En 2018, el entonces presidente estadounidense Donald Trump retiró a su país del acuerdo internacional de 2015 sobre el programa nuclear iraní, al considerar que era insuficiente para garantizar que Teherán no iba a desarrollar una bomba nuclear.

Washington restableció entonces todas sus sanciones contra la República Islámica y, en represalia, Irán empezó a incumplir el acuerdo.

El nuevo presidente de Estados Unidos, Joe Biden, ha asegurado que volvería al acuerdo si Irán respeta sus compromisos. Pero el demócrata parece decidido a evitar a toda costa que se le tache de débil o ingenuo.

Ambos bandos consideran que es el otro el que debe dar el primer paso, ansiosos por no parecer demasiado débiles ante el enemigo, los dos países suben la apuesta, a riesgo de posponer el rescate del acuerdo nuclear

Después de hacer esperar 10 días a Washington, Teherán finalmente rechazó su oferta de diálogo directo el domingo. Las autoridades iraníes dijeron que no consideraban que fuera el "momento apropiado".
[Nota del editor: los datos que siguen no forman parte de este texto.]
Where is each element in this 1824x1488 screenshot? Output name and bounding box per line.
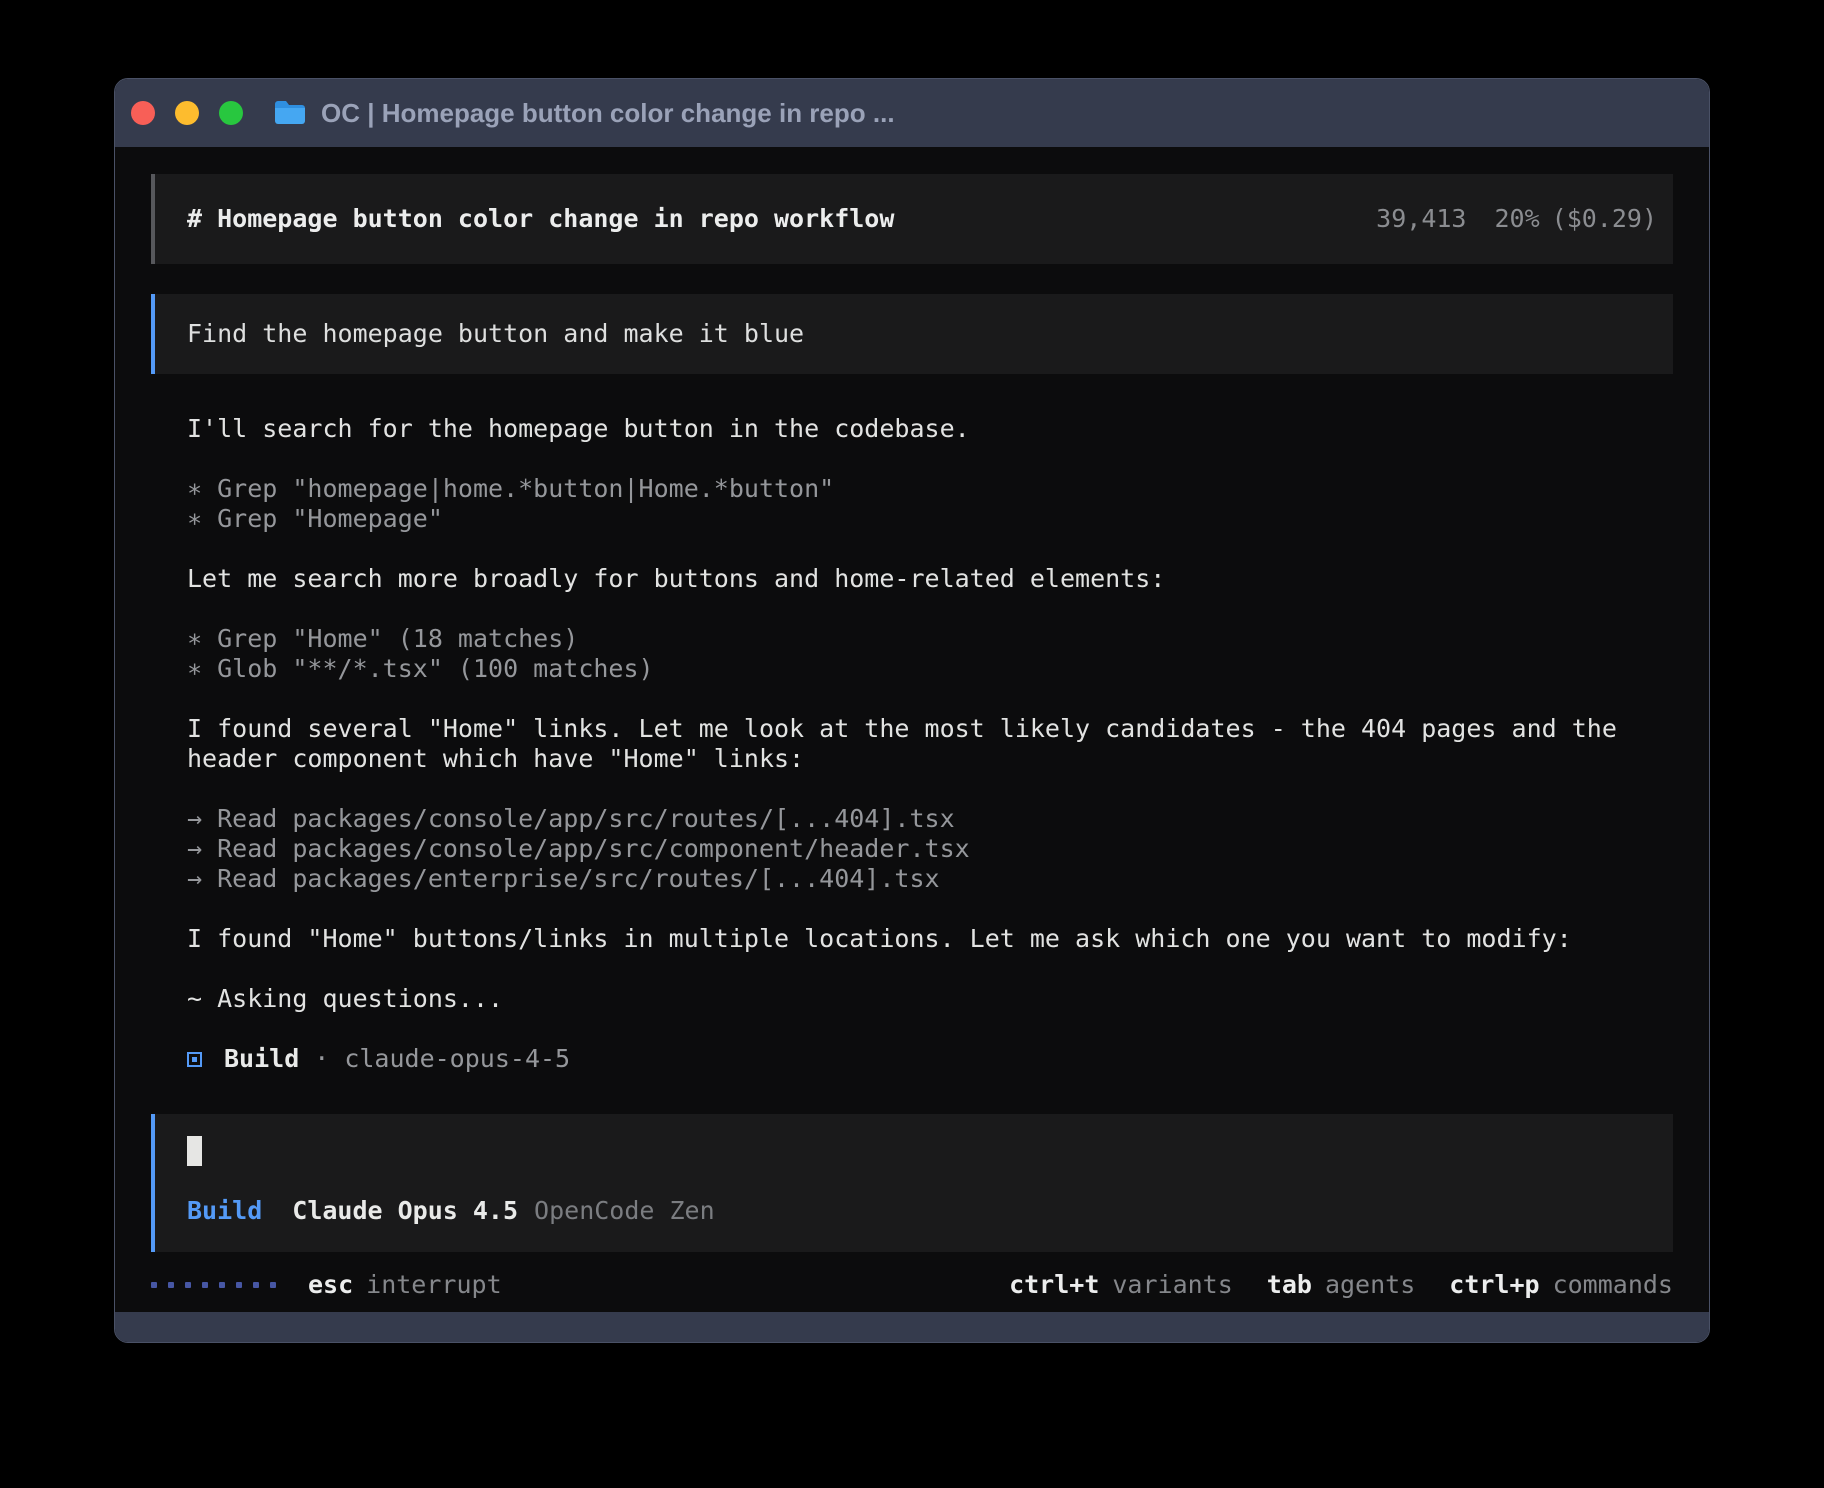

Las autoridades iraníes protestan por las "posiciones y acciones recientes de Estados Unidos" y de los signatarios europeos para evitar que se equipe con la bomba atómica.

La causa fueron los ataques estadounidenses de la semana pasada en Siria contra grupos proiraníes acusados de aumentar los ataques con cohetes contra los intereses estadounidenses en Irak, así como la firmeza mostrada por los europeos, junto con los estadounidenses, contra las violaciones iraníes del acuerdo de 2015.

El "no" de Irán no significa el fin de la diplomacia, pero complica la situación.

"Los iraníes quieren demostrar que no se apresuran" a negociar con los estadounidenses, opinó Barbara Slavin, del grupo de reflexión Atlantic Council. "Es una forma de decirles: '¿nos están presionando?' Bueno, también podemos presionarle".

Según Trita Parsi, autora de un libro sobre las largas negociaciones que condujeron al pacto de 2015, el mensaje que se desprende de él "es que el gobierno de Biden está tratando de encarrilar una versión del acuerdo sin provocar la ira de los republicanos o de los israelíes y saudíes", oponentes de los iraníes. "Y eso es imposible".